The number of people infected by each sick person, or reproductive number (RO) is fluid at the moment, with different studies giving different figures. Most initial studies estimated the RO to be between 2 and 3. A new study, published on Jan 30, estimates the RO at between 2.24 to 3.58. Another study, published in the respected Lancet, estimates the RO at 2.68.

However, it’s not all gloom and doom.

According to experts, most of those who have died from the virus were either elderly or had underlying health issues such as diabetes, asthma and heart disease that compromised their immune system. Unofficial data show that of the initial 41 deaths, 39 were over 50 years old.

So the chances of a healthy, younger person succumbing to the virus is considerably lower than the 2% fatality rate. Interestingly enough, a whopping 71% of all those who were infected were men, according to an initial study.

In addition, of the 185 people or so outside mainland China who have been infected, only two have died. And even these were Chinese nationals traveling from Wuhan. This means that the fatality rate outside China is a paltry 1.1%, around half the fatality rate in China. And if you count non-Chinese nationals, the fatality rate drops to 0%.

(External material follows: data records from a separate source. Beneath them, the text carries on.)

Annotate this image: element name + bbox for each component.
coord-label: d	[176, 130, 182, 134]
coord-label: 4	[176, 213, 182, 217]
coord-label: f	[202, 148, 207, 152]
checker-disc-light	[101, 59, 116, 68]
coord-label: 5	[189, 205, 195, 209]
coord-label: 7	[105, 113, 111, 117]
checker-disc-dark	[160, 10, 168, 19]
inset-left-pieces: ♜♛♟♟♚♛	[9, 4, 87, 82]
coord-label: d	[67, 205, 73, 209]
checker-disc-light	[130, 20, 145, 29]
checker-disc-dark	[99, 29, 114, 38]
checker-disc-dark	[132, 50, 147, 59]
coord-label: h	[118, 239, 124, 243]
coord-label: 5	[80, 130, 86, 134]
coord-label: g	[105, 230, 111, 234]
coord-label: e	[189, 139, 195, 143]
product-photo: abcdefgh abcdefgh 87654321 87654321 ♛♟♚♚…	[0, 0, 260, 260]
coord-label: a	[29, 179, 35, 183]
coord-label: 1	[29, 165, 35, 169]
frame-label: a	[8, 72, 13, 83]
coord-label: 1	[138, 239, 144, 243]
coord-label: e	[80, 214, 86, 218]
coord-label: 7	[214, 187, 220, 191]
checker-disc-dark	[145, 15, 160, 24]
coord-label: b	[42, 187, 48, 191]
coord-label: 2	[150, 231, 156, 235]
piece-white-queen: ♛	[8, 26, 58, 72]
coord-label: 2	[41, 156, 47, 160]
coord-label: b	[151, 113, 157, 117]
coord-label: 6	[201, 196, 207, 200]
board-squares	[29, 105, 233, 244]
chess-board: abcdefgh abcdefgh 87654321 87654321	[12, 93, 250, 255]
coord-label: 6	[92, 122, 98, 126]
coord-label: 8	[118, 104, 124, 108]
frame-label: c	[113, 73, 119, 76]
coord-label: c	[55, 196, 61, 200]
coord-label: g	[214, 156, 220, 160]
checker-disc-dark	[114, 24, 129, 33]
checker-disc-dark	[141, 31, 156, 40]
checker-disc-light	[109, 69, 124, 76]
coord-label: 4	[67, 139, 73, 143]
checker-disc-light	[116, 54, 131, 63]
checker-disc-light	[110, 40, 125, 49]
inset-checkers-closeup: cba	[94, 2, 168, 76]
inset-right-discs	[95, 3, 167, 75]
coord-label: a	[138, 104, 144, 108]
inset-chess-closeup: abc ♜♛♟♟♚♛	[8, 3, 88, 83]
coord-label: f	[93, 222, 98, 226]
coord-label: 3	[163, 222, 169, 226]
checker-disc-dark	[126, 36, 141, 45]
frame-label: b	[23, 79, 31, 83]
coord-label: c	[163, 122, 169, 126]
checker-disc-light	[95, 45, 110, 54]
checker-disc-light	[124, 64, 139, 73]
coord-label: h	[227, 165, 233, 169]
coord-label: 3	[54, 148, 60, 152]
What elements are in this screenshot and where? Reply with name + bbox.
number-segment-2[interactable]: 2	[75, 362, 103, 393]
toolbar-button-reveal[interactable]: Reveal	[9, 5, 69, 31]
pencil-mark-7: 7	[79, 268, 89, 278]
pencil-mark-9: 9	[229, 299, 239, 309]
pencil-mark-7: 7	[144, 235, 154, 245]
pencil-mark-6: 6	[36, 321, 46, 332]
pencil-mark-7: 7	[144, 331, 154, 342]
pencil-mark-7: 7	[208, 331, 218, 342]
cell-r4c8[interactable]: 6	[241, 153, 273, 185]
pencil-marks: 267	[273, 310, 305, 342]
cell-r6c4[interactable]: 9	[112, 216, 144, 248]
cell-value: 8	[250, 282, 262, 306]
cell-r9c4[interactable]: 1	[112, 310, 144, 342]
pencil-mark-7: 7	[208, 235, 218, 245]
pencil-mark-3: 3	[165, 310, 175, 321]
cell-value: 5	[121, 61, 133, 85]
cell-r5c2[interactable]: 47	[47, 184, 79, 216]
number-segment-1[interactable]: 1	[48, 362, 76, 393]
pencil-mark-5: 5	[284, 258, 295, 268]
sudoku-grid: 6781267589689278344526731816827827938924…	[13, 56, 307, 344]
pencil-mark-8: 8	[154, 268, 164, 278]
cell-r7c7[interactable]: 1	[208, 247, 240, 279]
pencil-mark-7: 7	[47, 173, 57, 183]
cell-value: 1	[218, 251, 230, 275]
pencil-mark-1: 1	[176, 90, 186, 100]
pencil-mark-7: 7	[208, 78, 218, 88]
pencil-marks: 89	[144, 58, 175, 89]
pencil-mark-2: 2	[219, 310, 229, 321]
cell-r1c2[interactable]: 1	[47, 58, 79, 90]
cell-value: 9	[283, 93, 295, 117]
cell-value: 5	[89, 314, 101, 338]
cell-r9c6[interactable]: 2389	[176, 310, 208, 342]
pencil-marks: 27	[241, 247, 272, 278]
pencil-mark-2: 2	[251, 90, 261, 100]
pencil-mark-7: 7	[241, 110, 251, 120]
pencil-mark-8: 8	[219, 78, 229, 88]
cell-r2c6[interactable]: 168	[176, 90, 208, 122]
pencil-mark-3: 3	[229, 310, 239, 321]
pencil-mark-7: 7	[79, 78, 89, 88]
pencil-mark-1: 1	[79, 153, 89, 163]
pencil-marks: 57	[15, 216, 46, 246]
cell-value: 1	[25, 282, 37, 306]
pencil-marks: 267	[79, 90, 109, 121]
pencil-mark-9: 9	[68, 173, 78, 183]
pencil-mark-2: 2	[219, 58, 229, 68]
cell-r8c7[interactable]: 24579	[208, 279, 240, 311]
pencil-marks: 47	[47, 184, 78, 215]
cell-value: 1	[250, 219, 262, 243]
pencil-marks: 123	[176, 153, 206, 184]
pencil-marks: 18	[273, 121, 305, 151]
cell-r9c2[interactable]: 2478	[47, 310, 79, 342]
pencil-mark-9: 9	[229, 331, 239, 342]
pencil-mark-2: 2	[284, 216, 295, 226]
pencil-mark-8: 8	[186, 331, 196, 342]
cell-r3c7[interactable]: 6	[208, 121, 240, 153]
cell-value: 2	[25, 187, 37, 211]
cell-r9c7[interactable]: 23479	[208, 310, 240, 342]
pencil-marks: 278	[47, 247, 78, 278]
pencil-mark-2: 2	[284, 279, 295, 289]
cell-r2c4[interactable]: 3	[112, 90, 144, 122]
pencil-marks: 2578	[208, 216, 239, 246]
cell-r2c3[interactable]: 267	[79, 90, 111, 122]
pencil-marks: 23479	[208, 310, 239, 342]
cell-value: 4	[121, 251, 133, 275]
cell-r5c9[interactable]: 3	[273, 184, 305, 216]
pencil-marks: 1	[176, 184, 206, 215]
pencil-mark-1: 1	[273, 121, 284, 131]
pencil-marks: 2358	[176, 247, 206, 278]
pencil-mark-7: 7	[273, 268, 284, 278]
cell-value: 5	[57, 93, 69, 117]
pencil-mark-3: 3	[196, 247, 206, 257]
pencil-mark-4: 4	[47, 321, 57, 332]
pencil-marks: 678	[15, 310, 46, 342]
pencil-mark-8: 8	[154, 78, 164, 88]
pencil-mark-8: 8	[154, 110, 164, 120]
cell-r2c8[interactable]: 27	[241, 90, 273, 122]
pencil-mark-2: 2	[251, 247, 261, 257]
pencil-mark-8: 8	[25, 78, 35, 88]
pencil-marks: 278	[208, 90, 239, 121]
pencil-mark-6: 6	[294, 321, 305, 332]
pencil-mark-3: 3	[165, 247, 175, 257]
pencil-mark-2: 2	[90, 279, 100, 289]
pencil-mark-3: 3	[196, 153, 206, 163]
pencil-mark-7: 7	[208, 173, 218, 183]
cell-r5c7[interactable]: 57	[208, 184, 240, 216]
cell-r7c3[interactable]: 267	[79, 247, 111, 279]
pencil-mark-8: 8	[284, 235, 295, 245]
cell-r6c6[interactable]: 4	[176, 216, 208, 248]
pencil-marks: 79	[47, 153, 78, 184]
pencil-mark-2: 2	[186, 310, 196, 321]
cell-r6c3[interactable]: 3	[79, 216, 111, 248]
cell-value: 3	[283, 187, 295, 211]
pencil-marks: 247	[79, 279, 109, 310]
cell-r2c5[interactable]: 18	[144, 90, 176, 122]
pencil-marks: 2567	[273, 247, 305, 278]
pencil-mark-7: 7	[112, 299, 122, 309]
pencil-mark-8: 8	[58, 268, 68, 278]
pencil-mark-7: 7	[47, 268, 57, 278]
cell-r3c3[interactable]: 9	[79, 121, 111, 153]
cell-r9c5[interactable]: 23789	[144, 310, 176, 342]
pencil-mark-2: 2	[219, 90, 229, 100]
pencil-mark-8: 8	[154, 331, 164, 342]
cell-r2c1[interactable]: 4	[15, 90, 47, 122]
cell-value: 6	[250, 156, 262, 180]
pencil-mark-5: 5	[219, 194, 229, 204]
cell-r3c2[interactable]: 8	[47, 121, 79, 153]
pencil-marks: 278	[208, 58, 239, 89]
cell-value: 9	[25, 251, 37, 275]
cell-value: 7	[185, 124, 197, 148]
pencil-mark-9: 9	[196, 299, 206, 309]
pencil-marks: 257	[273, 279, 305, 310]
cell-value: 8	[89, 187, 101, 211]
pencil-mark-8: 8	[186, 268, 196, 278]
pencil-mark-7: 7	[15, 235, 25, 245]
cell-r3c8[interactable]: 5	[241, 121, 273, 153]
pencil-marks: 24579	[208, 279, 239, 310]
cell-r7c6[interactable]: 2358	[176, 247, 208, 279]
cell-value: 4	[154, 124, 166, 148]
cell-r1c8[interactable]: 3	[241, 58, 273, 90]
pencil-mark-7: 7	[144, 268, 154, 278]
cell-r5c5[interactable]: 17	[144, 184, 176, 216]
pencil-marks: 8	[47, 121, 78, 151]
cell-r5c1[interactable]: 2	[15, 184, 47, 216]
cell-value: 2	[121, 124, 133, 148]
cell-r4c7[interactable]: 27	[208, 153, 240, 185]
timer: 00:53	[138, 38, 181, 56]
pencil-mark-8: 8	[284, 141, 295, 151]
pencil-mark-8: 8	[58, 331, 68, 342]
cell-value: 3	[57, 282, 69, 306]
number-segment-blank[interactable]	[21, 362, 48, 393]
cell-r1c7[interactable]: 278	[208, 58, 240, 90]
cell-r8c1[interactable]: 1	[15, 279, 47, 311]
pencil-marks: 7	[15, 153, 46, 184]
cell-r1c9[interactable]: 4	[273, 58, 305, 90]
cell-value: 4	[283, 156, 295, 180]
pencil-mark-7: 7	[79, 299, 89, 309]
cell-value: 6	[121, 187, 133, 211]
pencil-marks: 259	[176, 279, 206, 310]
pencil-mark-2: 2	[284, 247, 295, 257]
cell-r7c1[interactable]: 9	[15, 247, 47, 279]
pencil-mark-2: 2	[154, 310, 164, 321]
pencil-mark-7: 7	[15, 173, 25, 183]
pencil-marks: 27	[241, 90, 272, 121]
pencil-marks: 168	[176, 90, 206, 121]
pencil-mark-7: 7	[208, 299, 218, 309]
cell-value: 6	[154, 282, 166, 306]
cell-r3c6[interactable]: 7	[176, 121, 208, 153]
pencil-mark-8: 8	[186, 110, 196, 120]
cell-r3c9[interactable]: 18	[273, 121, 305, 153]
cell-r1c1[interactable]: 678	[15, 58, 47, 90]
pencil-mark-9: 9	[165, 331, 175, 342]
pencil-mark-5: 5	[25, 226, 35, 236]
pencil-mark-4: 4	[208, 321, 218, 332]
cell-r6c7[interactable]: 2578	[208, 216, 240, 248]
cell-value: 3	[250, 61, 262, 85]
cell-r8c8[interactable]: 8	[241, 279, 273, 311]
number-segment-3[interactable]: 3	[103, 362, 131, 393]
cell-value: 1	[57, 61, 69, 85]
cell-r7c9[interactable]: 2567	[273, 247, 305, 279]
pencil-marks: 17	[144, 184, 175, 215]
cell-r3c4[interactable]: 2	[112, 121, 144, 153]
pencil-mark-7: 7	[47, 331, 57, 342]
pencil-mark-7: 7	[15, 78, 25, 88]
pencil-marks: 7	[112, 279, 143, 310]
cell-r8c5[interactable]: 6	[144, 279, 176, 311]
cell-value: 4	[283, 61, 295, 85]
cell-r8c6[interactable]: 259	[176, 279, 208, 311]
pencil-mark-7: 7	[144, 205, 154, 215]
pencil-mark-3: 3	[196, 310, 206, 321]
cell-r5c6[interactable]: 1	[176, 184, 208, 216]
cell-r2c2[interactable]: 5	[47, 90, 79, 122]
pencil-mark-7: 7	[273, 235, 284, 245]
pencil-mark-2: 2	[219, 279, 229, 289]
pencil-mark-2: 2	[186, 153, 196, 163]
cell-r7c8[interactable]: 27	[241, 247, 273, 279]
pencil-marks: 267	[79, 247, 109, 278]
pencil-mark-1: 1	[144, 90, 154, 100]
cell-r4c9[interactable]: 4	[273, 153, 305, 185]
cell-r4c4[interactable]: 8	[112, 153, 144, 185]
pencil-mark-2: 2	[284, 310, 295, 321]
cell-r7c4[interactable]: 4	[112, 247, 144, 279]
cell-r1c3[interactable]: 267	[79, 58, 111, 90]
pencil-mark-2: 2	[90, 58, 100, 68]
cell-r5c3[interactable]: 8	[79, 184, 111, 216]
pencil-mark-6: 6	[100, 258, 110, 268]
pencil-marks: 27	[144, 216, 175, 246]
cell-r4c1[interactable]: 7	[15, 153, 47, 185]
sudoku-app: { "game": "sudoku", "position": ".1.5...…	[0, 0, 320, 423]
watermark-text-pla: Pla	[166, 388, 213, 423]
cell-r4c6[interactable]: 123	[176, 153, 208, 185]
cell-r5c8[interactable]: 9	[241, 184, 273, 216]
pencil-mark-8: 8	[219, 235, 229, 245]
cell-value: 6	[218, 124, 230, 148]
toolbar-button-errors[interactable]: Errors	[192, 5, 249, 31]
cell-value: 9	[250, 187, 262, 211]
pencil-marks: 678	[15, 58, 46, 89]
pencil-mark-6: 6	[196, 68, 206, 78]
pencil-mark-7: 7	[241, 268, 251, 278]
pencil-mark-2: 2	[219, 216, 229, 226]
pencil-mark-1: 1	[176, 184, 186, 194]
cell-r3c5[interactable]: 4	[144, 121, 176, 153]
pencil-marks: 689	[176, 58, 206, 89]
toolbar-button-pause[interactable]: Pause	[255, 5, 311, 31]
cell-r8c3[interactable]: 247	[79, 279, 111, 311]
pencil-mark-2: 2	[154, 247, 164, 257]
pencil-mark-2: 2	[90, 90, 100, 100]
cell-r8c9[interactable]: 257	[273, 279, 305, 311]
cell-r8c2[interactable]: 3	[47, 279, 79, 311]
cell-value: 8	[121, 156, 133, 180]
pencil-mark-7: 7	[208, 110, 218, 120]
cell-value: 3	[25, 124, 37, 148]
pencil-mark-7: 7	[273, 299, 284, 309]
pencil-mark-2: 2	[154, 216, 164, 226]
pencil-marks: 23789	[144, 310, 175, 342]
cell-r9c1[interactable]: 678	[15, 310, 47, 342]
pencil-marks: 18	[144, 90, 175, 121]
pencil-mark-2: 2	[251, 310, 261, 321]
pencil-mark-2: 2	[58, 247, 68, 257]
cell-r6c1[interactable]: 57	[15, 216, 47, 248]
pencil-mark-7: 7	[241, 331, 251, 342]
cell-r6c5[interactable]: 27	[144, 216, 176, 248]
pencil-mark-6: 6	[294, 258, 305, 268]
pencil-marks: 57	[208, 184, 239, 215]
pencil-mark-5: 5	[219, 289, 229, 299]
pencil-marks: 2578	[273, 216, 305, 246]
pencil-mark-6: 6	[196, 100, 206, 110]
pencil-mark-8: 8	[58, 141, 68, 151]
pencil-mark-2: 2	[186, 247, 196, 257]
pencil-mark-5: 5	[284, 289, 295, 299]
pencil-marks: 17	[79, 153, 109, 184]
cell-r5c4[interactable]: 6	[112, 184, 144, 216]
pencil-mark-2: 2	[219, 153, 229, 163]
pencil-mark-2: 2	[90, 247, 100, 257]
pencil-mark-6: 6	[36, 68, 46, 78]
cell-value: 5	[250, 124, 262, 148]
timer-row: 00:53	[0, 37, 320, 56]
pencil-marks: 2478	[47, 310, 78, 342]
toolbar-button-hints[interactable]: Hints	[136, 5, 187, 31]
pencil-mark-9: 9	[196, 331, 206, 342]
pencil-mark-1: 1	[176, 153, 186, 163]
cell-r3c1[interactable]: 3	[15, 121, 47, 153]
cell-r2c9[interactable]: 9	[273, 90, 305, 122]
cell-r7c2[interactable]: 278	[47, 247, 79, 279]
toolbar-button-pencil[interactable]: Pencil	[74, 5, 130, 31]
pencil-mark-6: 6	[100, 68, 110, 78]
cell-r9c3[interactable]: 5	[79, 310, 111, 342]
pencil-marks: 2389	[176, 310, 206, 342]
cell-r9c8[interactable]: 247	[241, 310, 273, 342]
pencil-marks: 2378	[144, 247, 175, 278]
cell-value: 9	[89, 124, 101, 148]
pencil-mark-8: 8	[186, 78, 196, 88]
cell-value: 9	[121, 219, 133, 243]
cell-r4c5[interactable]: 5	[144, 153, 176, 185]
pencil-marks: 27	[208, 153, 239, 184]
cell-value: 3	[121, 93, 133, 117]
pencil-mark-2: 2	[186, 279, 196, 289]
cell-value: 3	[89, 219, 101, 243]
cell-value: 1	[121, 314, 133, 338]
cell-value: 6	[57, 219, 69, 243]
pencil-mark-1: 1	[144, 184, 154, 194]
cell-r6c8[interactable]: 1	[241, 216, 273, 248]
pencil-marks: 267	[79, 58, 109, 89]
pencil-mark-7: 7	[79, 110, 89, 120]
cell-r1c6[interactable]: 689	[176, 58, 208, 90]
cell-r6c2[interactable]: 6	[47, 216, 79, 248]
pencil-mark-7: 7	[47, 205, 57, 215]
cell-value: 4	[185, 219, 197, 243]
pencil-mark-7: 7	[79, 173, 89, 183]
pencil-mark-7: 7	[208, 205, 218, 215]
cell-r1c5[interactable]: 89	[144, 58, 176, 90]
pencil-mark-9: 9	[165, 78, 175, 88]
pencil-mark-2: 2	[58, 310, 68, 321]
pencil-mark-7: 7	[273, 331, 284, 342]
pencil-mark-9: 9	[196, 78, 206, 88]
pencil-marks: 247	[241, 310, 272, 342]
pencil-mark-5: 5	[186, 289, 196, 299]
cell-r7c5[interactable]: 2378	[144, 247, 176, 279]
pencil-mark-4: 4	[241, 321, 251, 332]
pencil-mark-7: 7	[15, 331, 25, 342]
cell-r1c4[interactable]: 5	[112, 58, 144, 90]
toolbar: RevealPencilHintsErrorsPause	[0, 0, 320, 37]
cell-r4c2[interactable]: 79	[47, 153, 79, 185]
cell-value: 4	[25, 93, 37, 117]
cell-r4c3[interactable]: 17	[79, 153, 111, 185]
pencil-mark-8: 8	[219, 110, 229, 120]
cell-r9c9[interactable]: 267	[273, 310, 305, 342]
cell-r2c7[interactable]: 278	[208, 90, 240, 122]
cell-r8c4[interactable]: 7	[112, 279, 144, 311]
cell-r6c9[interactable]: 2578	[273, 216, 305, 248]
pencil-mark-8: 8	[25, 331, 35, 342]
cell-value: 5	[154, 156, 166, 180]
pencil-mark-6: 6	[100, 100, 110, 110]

This might not last long but the fact that most countries the virus has travelled to are on high-alert and hyper-vigilant gives me hope that the virus will be largely contained outside China.

So should you be worried?

It’s always a good idea to listen to the health authorities and take all necessary precautions as per their advice. But if you don’t live in China and are an adult (especially a woman) without any pre-existing medical condition, odds are you’ll be able to fight off the infection in the unlikely chance that you do contract it.

The views expressed are those of the writer and do not necessarily reflect those of FMT.